Although Jews were admitted to British universities from the mid-19th century, their numbers did not at first encourage the establishment of Jewish student societies, and these were mainly inaugurated from the second decade of the 20th century. Immediately after World War I, in 1919, the Inter-University Jewish Federation (IUJF) was set up to coordinate the activities of Jewish student societies that had begun to spring up independently in London, Oxford, Cambridge, and the major provincial cities, such as Birmingham, Glasgow, Leeds, Liverpool, and Manchester. The Federation's aim was to foster an interest among Jewish students in Judaism and Jewish history and culture, members being encouraged to involve themselves after graduation in the social and religious life of the Anglo-Jewish community. The University of London Jewish Union Society (ULJUS), an "umbrella" organization for the various student societies in the metropolitan area, was founded in 1922.

Student Zionist activity, which dates in Britain from the years immediately following the First Zionist Congress, met sufficient resistance in some Jewish students' societies to encourage the formation of separate Zionist associations and, from about 1924, the Universities' Zionist Federation (UZF) functioned alongside, and to some extent in competition with, the IUJF. During the 1930s the UZF amalgamated with the Association of Young Zionist Societies (mainly a non-student body), but organizational and other difficulties led to the old UZF's revival as the Universities' Zionist Council (UZC) shortly before the outbreak of World War II. Student Zionist activity intensified during the war years and the late 1940s. Both IUJF and UZC helped to organize cultural activities for their members. IUJF also published various periodicals, while UZC issued publications of its own. The two student organizations began to work in harmony after 1948, later operating together as IUJF-UZC, and finally merging in the 1960s when Zionism became part of the IUJF platform.
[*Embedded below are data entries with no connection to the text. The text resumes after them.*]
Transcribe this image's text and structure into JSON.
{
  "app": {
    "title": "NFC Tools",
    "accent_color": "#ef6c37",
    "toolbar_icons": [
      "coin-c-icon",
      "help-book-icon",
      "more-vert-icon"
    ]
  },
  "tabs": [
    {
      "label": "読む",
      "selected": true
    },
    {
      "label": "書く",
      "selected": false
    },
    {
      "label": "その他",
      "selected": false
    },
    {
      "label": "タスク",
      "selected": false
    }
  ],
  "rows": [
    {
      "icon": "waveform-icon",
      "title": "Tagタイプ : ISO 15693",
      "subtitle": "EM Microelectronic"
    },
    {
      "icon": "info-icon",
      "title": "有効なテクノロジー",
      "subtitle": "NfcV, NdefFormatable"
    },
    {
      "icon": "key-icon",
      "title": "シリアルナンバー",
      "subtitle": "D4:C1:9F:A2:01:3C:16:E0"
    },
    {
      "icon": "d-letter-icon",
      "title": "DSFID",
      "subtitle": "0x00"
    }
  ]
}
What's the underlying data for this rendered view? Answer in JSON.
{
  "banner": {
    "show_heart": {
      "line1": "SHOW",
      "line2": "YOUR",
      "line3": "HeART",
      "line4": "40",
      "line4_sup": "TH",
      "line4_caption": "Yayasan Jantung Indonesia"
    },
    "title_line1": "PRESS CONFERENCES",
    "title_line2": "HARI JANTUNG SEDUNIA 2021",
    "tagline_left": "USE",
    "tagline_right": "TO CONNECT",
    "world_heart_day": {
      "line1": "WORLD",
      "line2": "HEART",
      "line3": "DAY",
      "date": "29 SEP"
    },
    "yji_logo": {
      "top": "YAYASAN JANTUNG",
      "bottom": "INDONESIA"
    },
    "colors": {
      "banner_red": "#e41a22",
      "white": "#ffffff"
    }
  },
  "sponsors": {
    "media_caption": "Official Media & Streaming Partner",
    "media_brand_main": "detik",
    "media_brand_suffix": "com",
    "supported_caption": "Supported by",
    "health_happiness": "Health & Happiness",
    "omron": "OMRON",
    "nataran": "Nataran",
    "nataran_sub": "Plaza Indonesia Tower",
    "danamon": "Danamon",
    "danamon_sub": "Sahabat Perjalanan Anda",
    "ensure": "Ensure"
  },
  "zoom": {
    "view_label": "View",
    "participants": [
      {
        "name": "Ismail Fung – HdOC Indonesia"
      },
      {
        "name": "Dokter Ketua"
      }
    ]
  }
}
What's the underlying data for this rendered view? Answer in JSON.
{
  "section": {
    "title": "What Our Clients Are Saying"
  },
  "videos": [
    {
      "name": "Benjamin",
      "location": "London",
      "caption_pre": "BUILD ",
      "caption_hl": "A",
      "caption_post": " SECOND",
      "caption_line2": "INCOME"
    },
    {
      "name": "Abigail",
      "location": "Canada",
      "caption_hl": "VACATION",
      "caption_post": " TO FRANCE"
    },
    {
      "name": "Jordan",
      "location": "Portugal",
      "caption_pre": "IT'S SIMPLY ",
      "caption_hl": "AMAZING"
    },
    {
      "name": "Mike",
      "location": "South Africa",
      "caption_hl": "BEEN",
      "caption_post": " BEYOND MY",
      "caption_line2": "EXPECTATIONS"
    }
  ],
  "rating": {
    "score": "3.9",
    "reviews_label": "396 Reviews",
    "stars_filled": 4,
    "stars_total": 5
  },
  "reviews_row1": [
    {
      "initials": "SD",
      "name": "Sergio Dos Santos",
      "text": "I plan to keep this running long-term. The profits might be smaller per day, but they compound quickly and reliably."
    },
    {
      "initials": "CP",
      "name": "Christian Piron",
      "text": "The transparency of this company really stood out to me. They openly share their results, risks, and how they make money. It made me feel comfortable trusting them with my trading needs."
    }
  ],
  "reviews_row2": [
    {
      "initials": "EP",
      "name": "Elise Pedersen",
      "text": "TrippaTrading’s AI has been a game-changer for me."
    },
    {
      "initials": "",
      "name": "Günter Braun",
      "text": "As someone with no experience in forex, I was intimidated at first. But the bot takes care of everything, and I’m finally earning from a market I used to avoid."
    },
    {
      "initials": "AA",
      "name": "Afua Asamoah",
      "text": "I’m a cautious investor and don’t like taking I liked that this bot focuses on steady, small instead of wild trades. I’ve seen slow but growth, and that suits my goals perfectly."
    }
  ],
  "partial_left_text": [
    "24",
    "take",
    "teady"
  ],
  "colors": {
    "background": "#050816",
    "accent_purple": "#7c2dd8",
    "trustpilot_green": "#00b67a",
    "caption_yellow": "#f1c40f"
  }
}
With the rapid increase in the number of Britain's "redbrick" universities after World War II, many more Jewish student societies were founded, in new areas. Major support was given to the Jewish students' organizations by the B'nai B'rith Hillel Foundation in London, which eventually set up Hillel Houses in London, Birmingham, Leeds, Liverpool, Manchester, Sheffield, and other university towns. From the early 1960s a chaplaincy commission operated with varying degrees of success, mainly in Oxford, Cambridge, and the smaller university towns, where Jewish students felt themselves to be isolated from the main community.

A high proportion of Jews studying at British universities took no part in the activities of the organized Jewish student body. Semi-independent religious groups existed within the general Jewish student framework, such as Liberal and Reform associations and the Orthodox Yavneh movement. There were in 1971 over 10,000 Jewish students in the British Isles, some two-thirds of whom had no connection with IUJF or any other Jewish student group. About 80 Jewish student societies and Israel societies were affiliated to IUJF. Jewish students were prominent in protest movements such as CND (the Campaign for Nuclear Disarmament) in the 1960s and, later, in demonstrations on behalf of Soviet Jewry. They were active in the World Union of Jewish Students (see below). In recent decades the Union of Jewish Students has had to deal with venomous anti-Zionism at some British campuses, especially during the period in the 1980s when the militant left controlled much of student life. Since about 1990, British campuses have been more quiescent, although demands to boycott Israeli universities and goods surfaced again during the 2002–05 period. Many Jews have found the anti-Zionism of extreme left-wing groups on British campuses little different from right-wing antisemitism. The British Union of Jewish Students was affiliated with the European Union of Jewish Students.